Hybrid CNN-LSTM-GNN Model Advances A-Share Stock Prediction: Insights from Dong and Liang

Exploring the Intersection of Deep Learning and Emerging Market Finance

academic-research
neural-networks
deep-learning
stock-prediction
a-shares

396views

Advancing Stock Market Forecasting in China's Dynamic A-Shares

The rapid evolution of artificial intelligence has transformed how researchers and investors approach the notoriously complex task of predicting stock movements. A notable contribution in this field comes from a 2025 study published in the journal Entropy, where Junhao Dong and Shi Liang from the University of Hong Kong introduce a hybrid model combining convolutional neural networks (CNN), long short-term memory (LSTM) networks, and graph neural networks (GNN). This CLGNN framework targets China's A-share market, offering a fresh perspective on multivariate time-series analysis for better stock selection strategies.

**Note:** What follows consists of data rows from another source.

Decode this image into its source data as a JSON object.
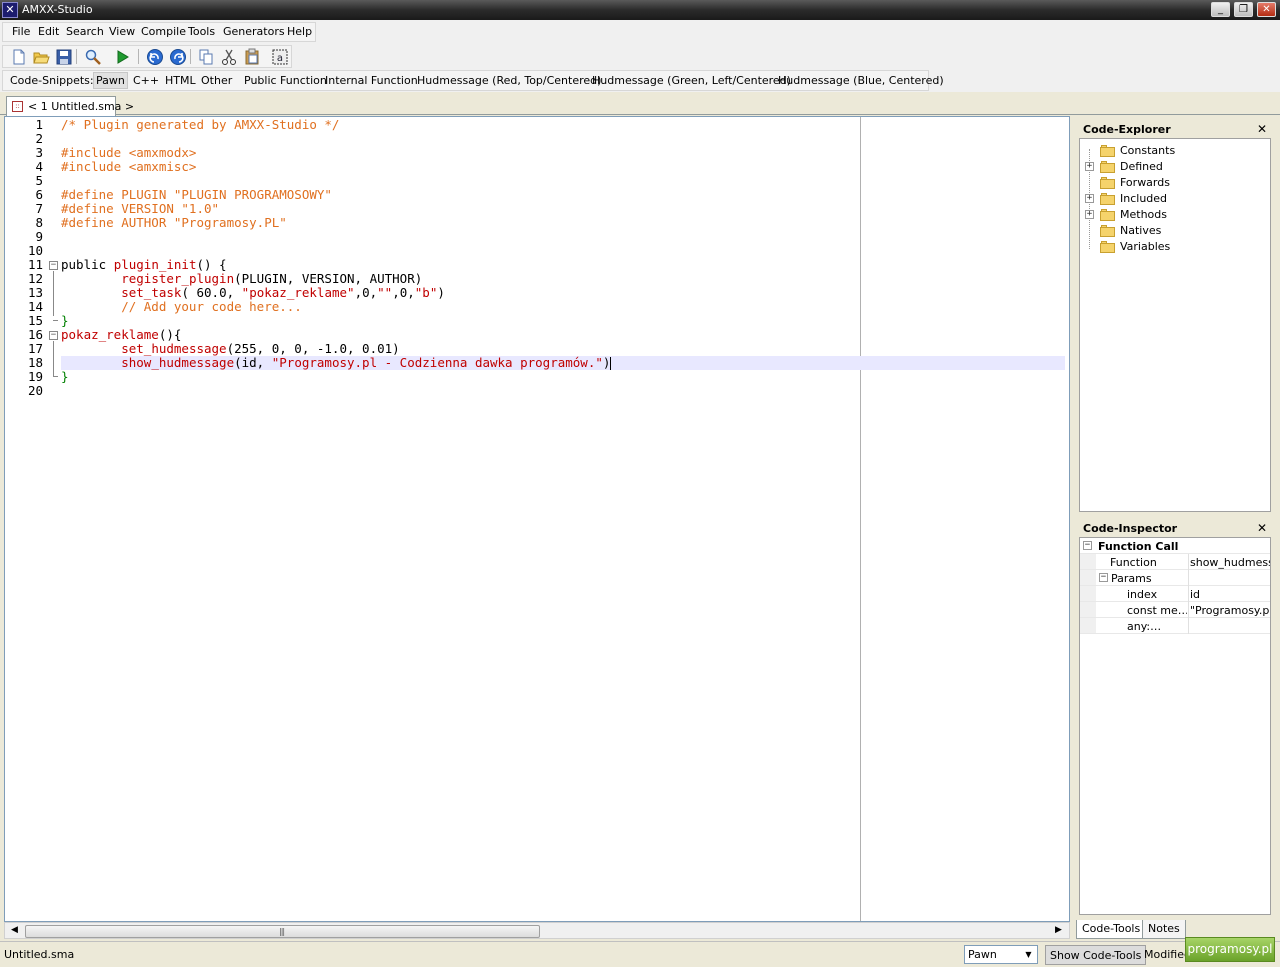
{
  "window": {
    "title": "AMXX-Studio",
    "icon": "amxx-logo-icon",
    "controls": [
      "minimize",
      "maximize",
      "close"
    ]
  },
  "menubar": {
    "items": [
      "File",
      "Edit",
      "Search",
      "View",
      "Compile",
      "Tools",
      "Generators",
      "Help"
    ]
  },
  "toolbar": {
    "buttons": [
      "new-file-icon",
      "open-folder-icon",
      "save-icon",
      "find-icon",
      "run-icon",
      "undo-icon",
      "redo-icon",
      "copy-icon",
      "cut-icon",
      "paste-icon",
      "select-all-icon"
    ]
  },
  "snippets": {
    "label": "Code-Snippets:",
    "active": "Pawn",
    "items": [
      "Pawn",
      "C++",
      "HTML",
      "Other",
      "Public Function",
      "Internal Function",
      "Hudmessage (Red, Top/Centered)",
      "Hudmessage (Green, Left/Centered)",
      "Hudmessage (Blue, Centered)"
    ]
  },
  "tabs": {
    "document": "< 1 Untitled.sma >"
  },
  "editor": {
    "current_line": 18,
    "lines": [
      "/* Plugin generated by AMXX-Studio */",
      "",
      "#include <amxmodx>",
      "#include <amxmisc>",
      "",
      "#define PLUGIN \"PLUGIN PROGRAMOSOWY\"",
      "#define VERSION \"1.0\"",
      "#define AUTHOR \"Programosy.PL\"",
      "",
      "",
      "public plugin_init() {",
      "        register_plugin(PLUGIN, VERSION, AUTHOR)",
      "        set_task( 60.0, \"pokaz_reklame\",0,\"\",0,\"b\")",
      "        // Add your code here...",
      "}",
      "pokaz_reklame(){",
      "        set_hudmessage(255, 0, 0, -1.0, 0.01)",
      "        show_hudmessage(id, \"Programosy.pl - Codzienna dawka programów.\")",
      "}",
      ""
    ]
  },
  "code_explorer": {
    "title": "Code-Explorer",
    "items": [
      {
        "label": "Constants",
        "expandable": false
      },
      {
        "label": "Defined",
        "expandable": true
      },
      {
        "label": "Forwards",
        "expandable": false
      },
      {
        "label": "Included",
        "expandable": true
      },
      {
        "label": "Methods",
        "expandable": true
      },
      {
        "label": "Natives",
        "expandable": false
      },
      {
        "label": "Variables",
        "expandable": false
      }
    ]
  },
  "code_inspector": {
    "title": "Code-Inspector",
    "section": "Function Call",
    "function_key": "Function",
    "function_val": "show_hudmessa",
    "params_label": "Params",
    "params": [
      {
        "key": "index",
        "val": "id"
      },
      {
        "key": "const me…",
        "val": "\"Programosy.pl -"
      },
      {
        "key": "any:…",
        "val": ""
      }
    ]
  },
  "panel_tabs": [
    "Code-Tools",
    "Notes"
  ],
  "statusbar": {
    "file": "Untitled.sma",
    "language": "Pawn",
    "toggle": "Show Code-Tools",
    "state": "Modified"
  },
  "watermark": "programosy.pl"
}
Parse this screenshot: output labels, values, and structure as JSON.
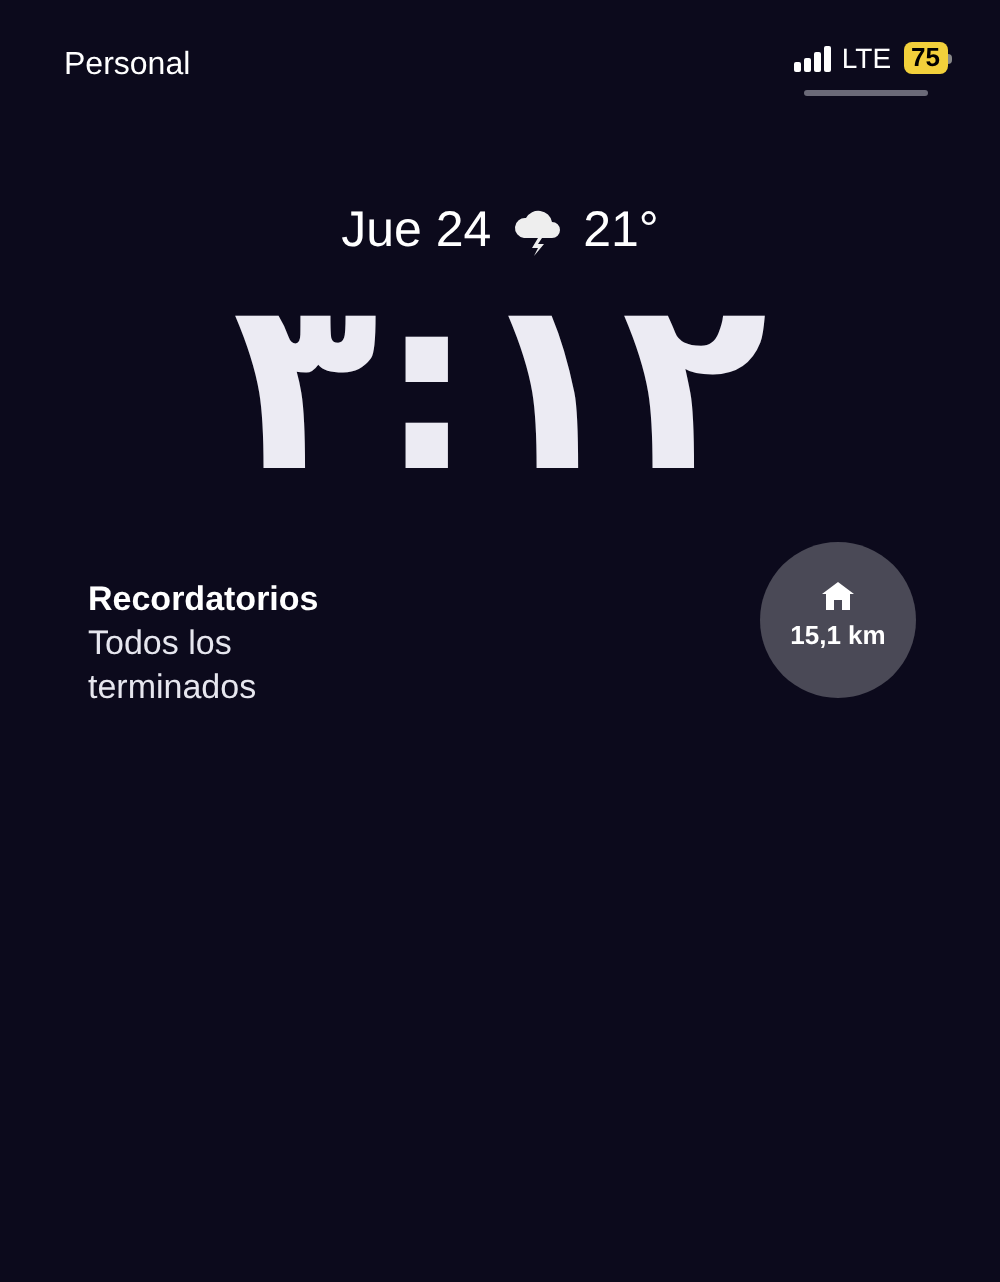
{
  "status_bar": {
    "carrier": "Personal",
    "network": "LTE",
    "battery": "75"
  },
  "lock_screen": {
    "date": "Jue 24",
    "temperature": "21°",
    "time": "٣:١٢"
  },
  "widgets": [
    {
      "kind": "text",
      "title": "Recordatorios",
      "body": "Todos los terminados"
    },
    {
      "kind": "circle",
      "value": "15,1 km"
    }
  ]
}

China's A-shares represent shares listed on the Shanghai and Shenzhen exchanges, denominated in renminbi and primarily accessible to domestic investors. These markets exhibit high volatility driven by retail trading, policy shifts, and economic indicators unique to an emerging economy. Traditional models often struggle here due to the non-linear relationships and inter-stock dependencies that characterize the landscape.

Understanding the Hybrid Architecture: CNN, LSTM, and GNN Explained

The CLGNN model integrates three powerful deep learning components to address different aspects of stock data. CNNs excel at extracting local patterns, such as short-term fluctuations in trading volume or price movements within a defined window. LSTM networks capture long-range temporal dependencies, making them ideal for sequential data like historical price series where trends unfold over extended periods.

Graph neural networks add a critical relational dimension. By modeling stocks as nodes in a graph and their interactions as edges, GNNs uncover hidden correlations between different equities that simpler models overlook. This multivariate approach allows the system to process not just individual stock data but the broader network of influences across the market.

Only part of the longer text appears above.